—C’est très-bien, Pierre, je suis content de toi; mais couche-toi, je t’en prie.—Oui, mon frère... demain je lirai tout seul ba be bi bo bu... Et puis, vois-tu, nous avons bu du vin de... attends donc, du vin de Rotin, c’est ça; et au dessert nous avons cassé des assiettes, parce que Loiseau chantait un boléro, et avec les morceaux il faisait des castagnettes pour s’accompagner. C’était si joli, qu’il y a des jeunes gens qui dînaient auprès de nous qui nous ont jeté des sous en nous priant de nous taire. Là-dessus Loiseau leur a jeté les morceaux d’assiette à la figure; ils ont riposté par des plats. Oh! ça volait joliment! Il y a un vieux monsieur qui dînait tranquillement dans un coin de la salle... avec un civet... il a reçu sur la tête un saladier... alors il a été chercher la garde, et moi je n’ai plus retrouvé mon chapeau... c’est dommage, il était tout neuf!—Quelle jolie conduite!...—Oui, mon frère, nous nous sommes bravement conduits, et tu dois être content de moi...—Très-content, mais couche-toi...—Dis-moi d’abord que tu m’aimes toujours.—Eh! oui, je t’aime... mais il est temps de dormir.
Il est enfin couché, et bientôt je l’entends ronfler. Ah! Pierre, où te conduiraient les mauvaises connaissances si tu étais seul à Paris, sans guide, sans amis! Alors il vaudrait bien mieux pour toi continuer de porter des crochets que d’avoir quelque fortune: commissionnaire, tu resterais honnête homme; mais dans l’opulence, qui sait ce que les fripons feraient de toi!
C’est sa première faute, il faut la lui pardonner.
Le lendemain en s’éveillant Pierre cherche à se rappeler ce qu’il a fait la veille; il a peine à rappeler ses idées, car les débauches de table altèrent la mémoire et donnent à ceux qui s’y livrent fréquemment le caractère de l’imbécillité. Mon frère, en revenant à lui, rougit de sa conduite, et me supplie de la cacher à M. Dermilly. Il me promet de ne plus aller avec M. Loiseau.—Si tu le revois, lui dis-je, il faut lui assigner un rendez-vous sous le prétexte de dîner encore ensemble; tu auras soin de me prévenir, et j’irai avec toi... Je veux connaître M. Loiseau; et si c’est celui que je soupçonne, il recevra le prix de ses friponneries.
Mais bientôt des inquiétudes plus vives me font oublier cet événement. M. Dermilly ne peut plus quitter son fauteuil; il sent qu’il n’a que peu de temps à vivre, et toutes les fois que l’on vient de la part de madame la comtesse s’informer de sa santé il fait répondre qu’il se trouve mieux.—Mon cher André, me dit-il, je connais mon état; mais à quoi bon affliger d’avance Caroline!... elle pleurera ma mort non plus avec ce désespoir qu’elle eût éprouvé autrefois, mais avec la douleur que l’on ressent de se séparer d’un ami!... Toi, mon pauvre André, j’ai lu dans ton cœur... l’amour te prépare aussi bien des chagrins!

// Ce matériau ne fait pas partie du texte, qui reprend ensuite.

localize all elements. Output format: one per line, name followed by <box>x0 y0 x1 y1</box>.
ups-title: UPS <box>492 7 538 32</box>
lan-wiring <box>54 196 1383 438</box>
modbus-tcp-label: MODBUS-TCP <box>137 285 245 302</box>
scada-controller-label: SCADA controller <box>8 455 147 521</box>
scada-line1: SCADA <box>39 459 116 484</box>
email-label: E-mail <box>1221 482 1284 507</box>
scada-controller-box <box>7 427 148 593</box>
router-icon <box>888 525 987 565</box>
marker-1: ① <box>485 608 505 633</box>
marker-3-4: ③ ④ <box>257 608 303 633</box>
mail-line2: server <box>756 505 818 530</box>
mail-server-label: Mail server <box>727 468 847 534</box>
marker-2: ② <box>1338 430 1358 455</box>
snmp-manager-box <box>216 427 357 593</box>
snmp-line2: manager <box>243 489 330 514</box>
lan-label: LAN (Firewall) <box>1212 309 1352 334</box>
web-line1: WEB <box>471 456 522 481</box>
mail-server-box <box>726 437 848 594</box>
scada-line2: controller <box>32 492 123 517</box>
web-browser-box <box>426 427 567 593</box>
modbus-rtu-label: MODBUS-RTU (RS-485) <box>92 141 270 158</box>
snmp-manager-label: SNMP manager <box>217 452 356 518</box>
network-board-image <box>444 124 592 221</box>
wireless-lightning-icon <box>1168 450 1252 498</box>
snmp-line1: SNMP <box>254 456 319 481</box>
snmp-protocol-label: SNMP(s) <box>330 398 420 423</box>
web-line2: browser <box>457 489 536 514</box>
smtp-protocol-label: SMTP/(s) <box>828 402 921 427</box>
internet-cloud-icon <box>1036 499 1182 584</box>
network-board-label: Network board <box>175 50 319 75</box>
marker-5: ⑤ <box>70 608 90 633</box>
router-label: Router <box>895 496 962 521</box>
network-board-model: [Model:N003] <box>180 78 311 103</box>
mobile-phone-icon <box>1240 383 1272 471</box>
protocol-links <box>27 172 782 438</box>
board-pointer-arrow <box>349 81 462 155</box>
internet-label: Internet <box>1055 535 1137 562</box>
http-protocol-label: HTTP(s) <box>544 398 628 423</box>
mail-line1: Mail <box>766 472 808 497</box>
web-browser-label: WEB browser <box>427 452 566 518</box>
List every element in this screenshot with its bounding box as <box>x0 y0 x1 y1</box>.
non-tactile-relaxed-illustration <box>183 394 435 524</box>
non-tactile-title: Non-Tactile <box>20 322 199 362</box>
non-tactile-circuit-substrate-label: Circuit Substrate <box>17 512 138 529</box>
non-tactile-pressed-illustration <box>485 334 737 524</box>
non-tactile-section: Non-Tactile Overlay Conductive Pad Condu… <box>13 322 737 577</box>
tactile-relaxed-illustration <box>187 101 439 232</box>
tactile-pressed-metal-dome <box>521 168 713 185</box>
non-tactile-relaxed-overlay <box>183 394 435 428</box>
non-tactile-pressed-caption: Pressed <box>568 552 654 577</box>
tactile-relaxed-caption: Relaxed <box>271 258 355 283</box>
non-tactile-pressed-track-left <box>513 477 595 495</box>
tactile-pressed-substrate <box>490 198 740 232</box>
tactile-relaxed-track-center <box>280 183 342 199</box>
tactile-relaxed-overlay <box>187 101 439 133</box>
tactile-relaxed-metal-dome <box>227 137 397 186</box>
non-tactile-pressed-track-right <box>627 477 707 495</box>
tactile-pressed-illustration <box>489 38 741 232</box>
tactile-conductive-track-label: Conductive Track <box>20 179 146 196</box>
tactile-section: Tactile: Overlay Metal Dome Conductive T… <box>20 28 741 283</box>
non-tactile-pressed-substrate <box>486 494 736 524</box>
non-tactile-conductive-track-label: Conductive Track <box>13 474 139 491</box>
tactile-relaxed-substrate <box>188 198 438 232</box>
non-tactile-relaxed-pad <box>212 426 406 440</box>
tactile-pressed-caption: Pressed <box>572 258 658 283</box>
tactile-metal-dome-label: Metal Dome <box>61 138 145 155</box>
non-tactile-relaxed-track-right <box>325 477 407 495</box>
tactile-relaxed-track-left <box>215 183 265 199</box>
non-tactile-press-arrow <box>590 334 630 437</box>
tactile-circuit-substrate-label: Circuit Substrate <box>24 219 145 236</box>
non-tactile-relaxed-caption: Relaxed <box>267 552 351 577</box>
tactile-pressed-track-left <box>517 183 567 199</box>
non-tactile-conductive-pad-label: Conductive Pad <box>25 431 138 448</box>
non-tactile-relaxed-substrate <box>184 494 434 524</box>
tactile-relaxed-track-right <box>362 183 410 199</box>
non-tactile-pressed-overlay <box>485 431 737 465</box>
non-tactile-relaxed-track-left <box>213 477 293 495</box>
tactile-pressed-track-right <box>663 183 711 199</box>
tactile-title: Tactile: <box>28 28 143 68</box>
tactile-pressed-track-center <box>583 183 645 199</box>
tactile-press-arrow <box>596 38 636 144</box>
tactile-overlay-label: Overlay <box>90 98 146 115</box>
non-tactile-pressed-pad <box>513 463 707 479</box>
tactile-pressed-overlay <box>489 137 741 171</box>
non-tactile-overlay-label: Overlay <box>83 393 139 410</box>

Je cherche à dissiper ses soupçons, mais il a découvert mon secret.—Tu aimes Adolphine, me dit-il; s’il dépendait de moi de te rendre heureux, Adolphine serait ta femme... tu es mon fils adoptif, je n’ai point d’héritier, et je te laisserai tout ce que je possède. Grâce à mon talent et à la simplicité de mes goûts, je me suis fait près de six mille livres de rente, ils seront à toi, André, c’est beaucoup pour un artiste, mais c’est bien peu pour un M. de Francornard.
—Ah! monsieur, lui dis-je en couvrant ses mains de larmes, gardez vos bienfaits et conservez-moi mon bienfaiteur, mon ami.
Mais, hélas! mes soins ne peuvent lui rendre la santé. M. Dermilly traîne encore pendant un mois, et un matin il meurt dans mes bras en me nommant son fils et en prononçant le nom de Caroline.
La perte de cet homme si bon, si indulgent, me porte le coup le plus sensible. Pierre fait ce qu’il peut pour me consoler, Bernard et sa fille accourent près de moi; ils mêlent leurs larmes aux miennes, ils partagent mes regrets. C’est lorsque l’on est dans la peine que l’on sent tout le prix de l’amitié.
M. Dermilly avait écrit ses dernières volontés. Il me laisse tout ce qu’il possédait; je me trouve à la tête d’un beau mobilier et de près de six mille livres de rente.